By the last count, the merchants of death have taken their wicked agenda to places of worship, with murder of two Catholic Priests along with 15 of their parishioners in the early hours of Tuesday, April 24, 2018.

The Priests, Fr. Joseph Gor and Fr. Felix Tyolaha, along with their parishioners were killed in the course of the celebration of the Holy Mass.

Somehow, one of the Priests, Fr. Gor, seemed to have had the premonition of his death in the hands of the blood hounds. He was said to have tweeted on January 3 this year: “We are living in fear. The Fulani are still around here in Mbalom (where they were killed). They refuse to go. They still go grazing around. No weapons to defend ourselves.”

Nobody, listened to him, nor acted on his warning. And they were eventually killed. Painfully!

I have tried to imagine what would be running in their minds when they saw death coming. For the Reverend Fathers, I could see them, like Saint Stephen, looking up to Heaven, surrendering their souls and asking God to forgive their killers for they knew not what they were doing.

I could also imagine the feeling of the Parishioners, who were offering prayers for “Nigeria in distress”, but were mowed by countrymen that did not know God.
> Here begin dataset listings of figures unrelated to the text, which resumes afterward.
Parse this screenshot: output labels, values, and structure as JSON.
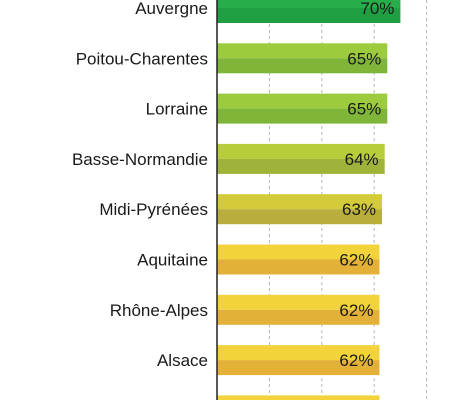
{
  "chart_data": {
    "type": "bar",
    "orientation": "horizontal",
    "categories": [
      "Auvergne",
      "Poitou-Charentes",
      "Lorraine",
      "Basse-Normandie",
      "Midi-Pyrénées",
      "Aquitaine",
      "Rhône-Alpes",
      "Alsace"
    ],
    "values": [
      70,
      65,
      65,
      64,
      63,
      62,
      62,
      62
    ],
    "value_labels": [
      "70%",
      "65%",
      "65%",
      "64%",
      "63%",
      "62%",
      "62%",
      "62%"
    ],
    "unit": "%",
    "grid": true,
    "bar_colors": [
      {
        "top": "#27ae4b",
        "bottom": "#1f9e42"
      },
      {
        "top": "#9ccc3d",
        "bottom": "#7fb63a"
      },
      {
        "top": "#9ccc3d",
        "bottom": "#7fb63a"
      },
      {
        "top": "#b9cc3a",
        "bottom": "#9fb33a"
      },
      {
        "top": "#d3cb3a",
        "bottom": "#b8ad3d"
      },
      {
        "top": "#f2d33a",
        "bottom": "#e3b138"
      },
      {
        "top": "#f2d33a",
        "bottom": "#e3b138"
      },
      {
        "top": "#f2d33a",
        "bottom": "#e3b138"
      }
    ],
    "partial_next_bar_color": "#f2d33a"
  }
}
As Catholics, I am sure they would have asked God to forgive the misguided souls that dispatched them to their early graves.

If their martyrdom is what it would take Nigeria to get it right and say, “thus far and no further”, I am sure that as faithful servants of God, their souls would be at rest for their redemptive roles.

But would that be the case? I am afraid, it would not. In present day Nigeria, nothing seems to move us, no matter the magnitude.

Gradually but persistently, we have acquired the sorry epithet of a system that feeds on its own. This is why, even while other countries express outrage at the rate at which blood is being spilt in the country, our leaders carry on with shocking calmness. This is how not to be a nation.

None of the State governors has spoken out forcefully against the carnage in Benue. Nor has the President taken any action that suggests that he is genuinely at pains with the loss of life in the state. They are rather concerned with 2019 general elections.

The fact, however, is that the development in Benue has become a cancerous thumb that must be attended to or we risk losing the other fingers, if not the entire limb. It is usually a spark that results to a conflagration, if not well managed. The killings in Benue must be stopped.